Implementationally, the cache-ring algorithm operates very similarly to the hash table - the primary difference is in the data structures used. It turns out that even with a very fast hashing function, the hash table method is slowed because the table entry for that edge is rarely still in fast cache when it is accessed by subsequent voxels. And, most-importantly, when we suffer a cache miss for an edge, we are just as likely to suffer a miss on lookups of subsequent edges in the same direction. This is not the case with the cache-ring algorithm. This is because on a cache miss the memory management unit (MMU) brings in in entire cache line of data, rather than just the single requested item. This standard technique is generally efficient because of the law of data locality: if a memory address is being accessed now, its neighbors are likely to be accessed in the very near future . We turn this mechanism to our advantage with cache-rings, as we essentially prefetch most of our data.

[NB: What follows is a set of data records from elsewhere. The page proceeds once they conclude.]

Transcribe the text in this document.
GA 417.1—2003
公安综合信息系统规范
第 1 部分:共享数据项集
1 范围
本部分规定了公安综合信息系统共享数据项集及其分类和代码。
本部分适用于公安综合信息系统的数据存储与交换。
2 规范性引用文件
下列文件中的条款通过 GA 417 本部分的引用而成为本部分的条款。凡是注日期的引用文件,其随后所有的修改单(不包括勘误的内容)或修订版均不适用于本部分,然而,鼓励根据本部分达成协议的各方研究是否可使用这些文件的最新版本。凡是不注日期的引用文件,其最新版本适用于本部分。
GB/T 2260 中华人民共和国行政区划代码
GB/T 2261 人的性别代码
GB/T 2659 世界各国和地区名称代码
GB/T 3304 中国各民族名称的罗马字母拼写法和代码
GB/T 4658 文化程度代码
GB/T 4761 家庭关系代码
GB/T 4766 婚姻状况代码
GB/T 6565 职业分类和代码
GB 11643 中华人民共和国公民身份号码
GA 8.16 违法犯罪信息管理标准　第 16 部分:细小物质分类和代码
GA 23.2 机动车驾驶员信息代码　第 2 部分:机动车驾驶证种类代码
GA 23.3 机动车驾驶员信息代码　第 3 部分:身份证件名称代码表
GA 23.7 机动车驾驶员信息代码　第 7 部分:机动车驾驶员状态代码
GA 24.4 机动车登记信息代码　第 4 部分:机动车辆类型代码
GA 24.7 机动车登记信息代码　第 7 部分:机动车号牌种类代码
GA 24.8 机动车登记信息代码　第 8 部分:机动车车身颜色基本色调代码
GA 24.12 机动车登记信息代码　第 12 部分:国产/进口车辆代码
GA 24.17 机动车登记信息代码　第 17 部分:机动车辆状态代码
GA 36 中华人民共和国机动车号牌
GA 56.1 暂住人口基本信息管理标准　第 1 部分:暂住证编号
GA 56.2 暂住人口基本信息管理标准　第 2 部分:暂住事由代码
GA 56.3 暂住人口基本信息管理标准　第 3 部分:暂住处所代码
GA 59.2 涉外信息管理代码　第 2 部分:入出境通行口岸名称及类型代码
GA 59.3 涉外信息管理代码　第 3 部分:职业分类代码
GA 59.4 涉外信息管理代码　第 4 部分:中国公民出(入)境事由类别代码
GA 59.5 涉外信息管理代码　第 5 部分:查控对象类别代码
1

In practice, we did not see as much speed-up as we had anticipated. This turned out to be because we were knocking our own data out of the cache as we tried to keep six rings stored there at the same time. Realizing that all of the necessary data is redundantly stored in multiple rings, we can begin carefully merging some of the rings.
The first improvement comes from recognizing that ring
r[i,j-1,k] is exactly the same length as ring r[i,j-1,k-1], and the data is all the same - just shifted over one. To avoid colliding with ourselves in the cache, we combine these lists by zippering them together into a single ring. The same process is applied with rings r[i-1,j,k] and r[i-1,j,k-1]. The second improvement comes from removing r[i,j,k-1], since this ring only has one element! Instead, the current and next values from this ring are stored in global variables.
This leave us with three cache-rings: r[i,j-1,k], r[i-1,j,k] and r[i-1,j-1,k]. Our final optimization is to eliminate the last ring, r[i-1,j-1,k] by combining it with r[i-1,j,k]. This operation introduces a complication, though, because ring r[i-1,j-1,k] is nz voxels longer than ring r[i,j-1,k]. We clean this up by initially storing the r[i-1,j-1,k] data in ring r[i,j-1,k] and then copying it into r[i- 1,j,k] when the first ring has cycled. For our final implementation, we are left with two cache-rings then: r[i-1,j,k] and r[i,j-1,k]. For simplicity, we will refer to these as RX and RY, respectively.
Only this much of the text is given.